Optimizing ADC DMA transfert and IRQ latency

tarzan · ‎2023-02-27

Hello,

I have the following config:

STM32H743

- Core 400MHz

- AXI/AHB 200MHz

- ADC clocked by the PLL at 144MHz, then divided by 4 (async mode) => 36MHz

- TIM15 trigering ADC conversions

ADC1 in scan mode converting 2 channels in scan mode. Data sent to SRAM1 using DMA1s1

ADC2 in scan mode converting 3 channels. Data sent to SRAM1 using DMA1s2

ADC3 in scan mode converting 4 channels. Data sent to SRAM1 using DMA2s3

I'm only using the IRQ of DMA2. Since the ADC/DMA have have 4 channels to convert, when entering the DMA "transfert complete" IRQ callback, I'm sure all other data are in place.

All code, interrupt routine, interrupt vector table are in ITCM RAM. All variables are in DTCM RAM excepted the DMA destination buffer, located in SRAM because the DMA can not access the DTCM.

I don't use any of the HAL functions excepted for the init. Code optimized for speed.

When entering in the DMA interrupt, I set up a GPIO the measure the time between the TMR15 trig (start of all ADC conversions) and the DMA IT. I'm using some tricks to ensure that the optimizer don't reorganize my code.

I have 1794ns between the T15 trig and the GPIO up. The ADC trig + sampling + conversion theorically last 1611ns. They are 183ns lost in DMA transfert, IRQ latency and GPIO set up. This is 73 CPU cycles, or 36 AXI/AHB cycles. I've tried to use BDMA for ADC3 but the result is a little bit slower.

1/ Is is a good score, or is there any way to may things a little bit faster?

In the interrupt routine, I start by copying all ADC data in SRAM to a DTCM RAM buffer. It last 155 CPU cycles (17cy/word).

2/ Theses 17 CPU cycles (8 AXI/AHB cycles) looks quite long for a simple copy.
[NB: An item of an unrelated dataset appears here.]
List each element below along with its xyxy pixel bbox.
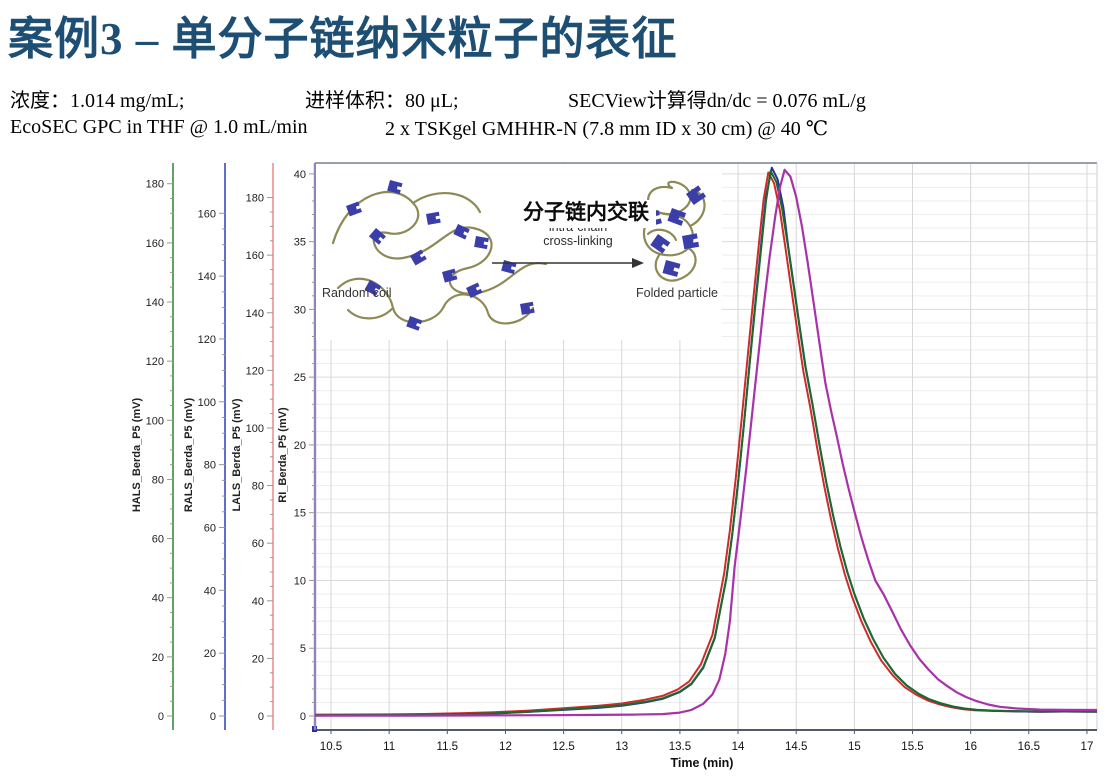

Is evetything normal ?

C code of the IRQ callback:

void DMA2_Stream3_IRQHandler(void)
{
  register uint32_t chan;
  register uint32_t square;
 
   mTP34_ON;                                 // This is my GPIO. Direct write to register.
   asm volatile("" ::: "memory");       // Avoid asm code re-ordering by the optimizer.
 
  // Copy 9 uint32_t word from SRAM to DTCM RAM.
  adcData_dtcm[1] = adc.array[1]; // ADC1, DMA1s1
  adcData_dtcm[2] = adc.array[2]; // ADC1, DMA1s1
 
  adcData_dtcm[3] = adc.array[3]; // ADC2, DMA1s2
  adcData_dtcm[4] = adc.array[4]; // ADC2, DMA1s2
  adcData_dtcm[5] = adc.array[5]; // ADC2, DMA1s2
 
  adcData_dtcm[6] = adc.array[6]; // ADC3, DMA2s3
  adcData_dtcm[7] = adc.array[7]; // ADC3, DMA2s3
  adcData_dtcm[8] = adc.array[8]; // ADC3, DMA2s3
  adcData_dtcm[9] = adc.array[9]; // ADC3, DMA2s3
 
  asm volatile("" ::: "memory");
  mTP3_OFF;
  asm volatile("" ::: "memory");

S.Ma · ‎2023-02-27

"I'm only using the IRQ of DMA2. Since the ADC/DMA have have 4 channels to convert, when entering the DMA "transfert complete" IRQ callback, I'm sure all other data are in place."

Why ? ADC have programmable sample and hold time which can be expressed from few cycles to 500+ cycles. Are all ADC running with same clock source, prescale, resolution, oversampling, sample and hold values ?

tarzan · ‎2023-02-28

Yes, the config is exactly the same excepted the DMA channel / stream.